¿El odio extendido es también miedo? ¿El resentimiento mal canalizado es también miedo? ¿La agresión verbal desatada y permanente es también miedo? ¿La descalificación brutal y salvaje del adversario político es también miedo? ¿La represión criminal institucionalizada es también miedo? ¿La mentira flagrante es también miedo? Quizás no lo parece. O en realidad parece todo lo contrario. Porque revela en principio una actitud (fallida) que pretende ser dominante. Una postura e iniciativa de sometimiento que finalmente delatara su claudicación. Y una fortaleza que no es tal para imponer condiciones en escenarios críticos y urgentes.
Pero detrás de las apariencias, nunca infranqueables, se perciben sin demasiado esfuerzo los hilos propios de la debilidad estructural de las ultraderechas que suelen avanzar hacia el fascismo. Es el diseño y el maquillaje que intenta tapar el verdadero y auténtico perfil. El perfil inocultable de la catástrofe y el miedo. Su génesis. Su objetivo disciplinador. Y su tránsito mafioso plagado de sobreactuaciones muy fáciles de advertir.
El filósofo y escritor surcoreano Byung- Chul Han, en su último libro, El espíritu de la esperanza, se explaya sobre los alcances existenciales y tangibles del neoliberalismo. Y expresa: “Se ha difundido un clima de miedo que mata a todo germen de esperanza. El miedo crea un ambiente depresivo. Los sentimientos de angustia y resentimiento empujan a la gente a adherirse a los populismos de derechas. Atizan el odio. Acarrean pérdida de solidaridad, de cordialidad y de empatía. El aumento del miedo y del resentimiento provoca el embrutecimiento de toda la sociedad y, en definitiva, acaba siendo una amenaza para la democracia”.

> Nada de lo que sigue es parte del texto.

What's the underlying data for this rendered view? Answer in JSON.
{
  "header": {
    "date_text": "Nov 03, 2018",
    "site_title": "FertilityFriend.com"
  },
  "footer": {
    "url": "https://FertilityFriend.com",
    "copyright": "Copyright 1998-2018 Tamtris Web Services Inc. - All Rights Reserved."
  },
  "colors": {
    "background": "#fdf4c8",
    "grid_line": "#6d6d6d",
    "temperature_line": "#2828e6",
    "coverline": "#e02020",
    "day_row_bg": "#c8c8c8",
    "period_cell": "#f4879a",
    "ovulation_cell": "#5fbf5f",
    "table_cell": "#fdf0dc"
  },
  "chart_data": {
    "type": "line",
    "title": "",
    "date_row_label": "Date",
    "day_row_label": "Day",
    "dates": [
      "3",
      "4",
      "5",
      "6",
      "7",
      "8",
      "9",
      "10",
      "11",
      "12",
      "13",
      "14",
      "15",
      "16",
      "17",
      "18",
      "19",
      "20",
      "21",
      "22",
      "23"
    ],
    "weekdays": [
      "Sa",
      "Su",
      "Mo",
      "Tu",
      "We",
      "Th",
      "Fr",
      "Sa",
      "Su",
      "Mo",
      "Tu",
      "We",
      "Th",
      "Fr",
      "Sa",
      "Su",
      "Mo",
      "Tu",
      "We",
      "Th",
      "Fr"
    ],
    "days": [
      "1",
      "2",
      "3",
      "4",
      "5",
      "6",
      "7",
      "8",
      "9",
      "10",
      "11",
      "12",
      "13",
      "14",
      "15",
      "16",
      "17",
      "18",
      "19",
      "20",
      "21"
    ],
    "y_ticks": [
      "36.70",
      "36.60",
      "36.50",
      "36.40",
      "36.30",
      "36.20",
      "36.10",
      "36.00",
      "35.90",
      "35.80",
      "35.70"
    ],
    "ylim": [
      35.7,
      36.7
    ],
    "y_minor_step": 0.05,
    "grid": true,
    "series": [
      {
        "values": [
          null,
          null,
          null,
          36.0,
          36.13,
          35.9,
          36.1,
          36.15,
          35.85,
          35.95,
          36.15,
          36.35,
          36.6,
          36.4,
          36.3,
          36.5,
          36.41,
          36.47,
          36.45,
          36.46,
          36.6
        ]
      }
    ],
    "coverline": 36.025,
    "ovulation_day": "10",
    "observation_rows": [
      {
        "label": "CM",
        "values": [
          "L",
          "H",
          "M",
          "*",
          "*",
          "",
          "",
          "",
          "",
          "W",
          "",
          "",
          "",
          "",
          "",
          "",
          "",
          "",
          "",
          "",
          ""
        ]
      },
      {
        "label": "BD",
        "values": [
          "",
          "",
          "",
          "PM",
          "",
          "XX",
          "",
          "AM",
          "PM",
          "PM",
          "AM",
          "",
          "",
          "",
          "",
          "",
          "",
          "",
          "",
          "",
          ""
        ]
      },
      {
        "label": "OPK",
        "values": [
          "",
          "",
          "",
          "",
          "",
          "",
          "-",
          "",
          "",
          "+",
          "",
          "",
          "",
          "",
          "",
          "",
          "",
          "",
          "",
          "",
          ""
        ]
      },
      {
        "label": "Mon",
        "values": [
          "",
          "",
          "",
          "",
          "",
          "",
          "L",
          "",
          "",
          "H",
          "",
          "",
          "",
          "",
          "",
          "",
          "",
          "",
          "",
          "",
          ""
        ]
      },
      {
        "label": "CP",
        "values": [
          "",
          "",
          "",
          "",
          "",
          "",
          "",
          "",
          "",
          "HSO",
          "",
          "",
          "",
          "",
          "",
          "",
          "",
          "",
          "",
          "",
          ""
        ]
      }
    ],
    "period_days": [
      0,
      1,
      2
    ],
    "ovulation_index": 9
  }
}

Observar los pliegues sinuosos de esta dinámica es ver la pulsión aniquiladora con la que se retroalimenta y se reproduce la fragua del orden capitalista. Destruye la autoestima de la sociedad para erigirse en el protagonista excluyente del destino colectivo. Infunden miedos desde los medios audiovisuales y plataformas digitales. Anticipa, sin herramientas convincentes ni razones sólidas, desastres imparables. Anuncia derrumbes sanitarios, ambientales, pandemias, desintegración, muerte. Falsea datos con una impunidad asombrosa. Manipula estadísticas con una arbitrariedad carnavalesca. Aleja por completo la posibilidad de vivir sin angustias y padecimientos que deberían naturalizarse, según su construcción argumentativa. Y miente y no para de mentir sin recibir a cambio casi ninguna sanción ni condena social homogénea y masiva. Es la mentira aceptada en muchísimos casos como una verdad revelada. O la mentira incorporada en el día a día como una sustancia muy influyente del ciclo natural de la política cotidiana.
Vale tener presente que el miedo y la mentira siempre formaron parte de los capitales constitutivos del sistema de dominación. No son solo meros complementos. No son relieves secundarios que se desvanecen en la orilla. Son contenidos centrales que necesitan ser alimentados las 24 horas de cada jornada. Es la manifestación descarnada de la política basura. La política envenenada que se nutre desde el territorio estatal. La política al servicio de la tragedia colectiva. O de la “miseria planificada” como lo denunció Rodolfo Walsh en su memorable carta abierta a la dictadura genocida de 1976.

En esta dirección, apuntó el Papa Francisco en el encuentro del pasado 25 de septiembre con los movimientos sociales de distintas geografías del mundo, cuando en el simposio titulado Plantando bandera frente a la deshumanización, afirmó sin estridencias ni ambigüedades: “Una cosa que me preocupa es que avanza una forma perversa de ver la realidad, que exalta la acumulación de la riqueza como si fuera una virtud, cuando acumular no es virtuoso, distribuir, sí”.
Es tan evidente el volumen y la densidad del monstruo que fue modelando la valorización financiera (generar dinero especulando con la compra y venta de activos sin producir bienes, servicios ni inversión) subordinada a las reglas escritas y no escritas del régimen capitalista, que el Jefe de Estado del Vaticano se paró del otro lado del mostrador. Y exclamó, planteando su reclamo de distribuir la riqueza: “Esto no es comunismo, es el Evangelio”.
Si es el comunismo o el Evangelio, no es hoy lo esencial. Lo más importante es saber diferenciar el cielo del infierno. Aunque tengamos o no fe religiosa.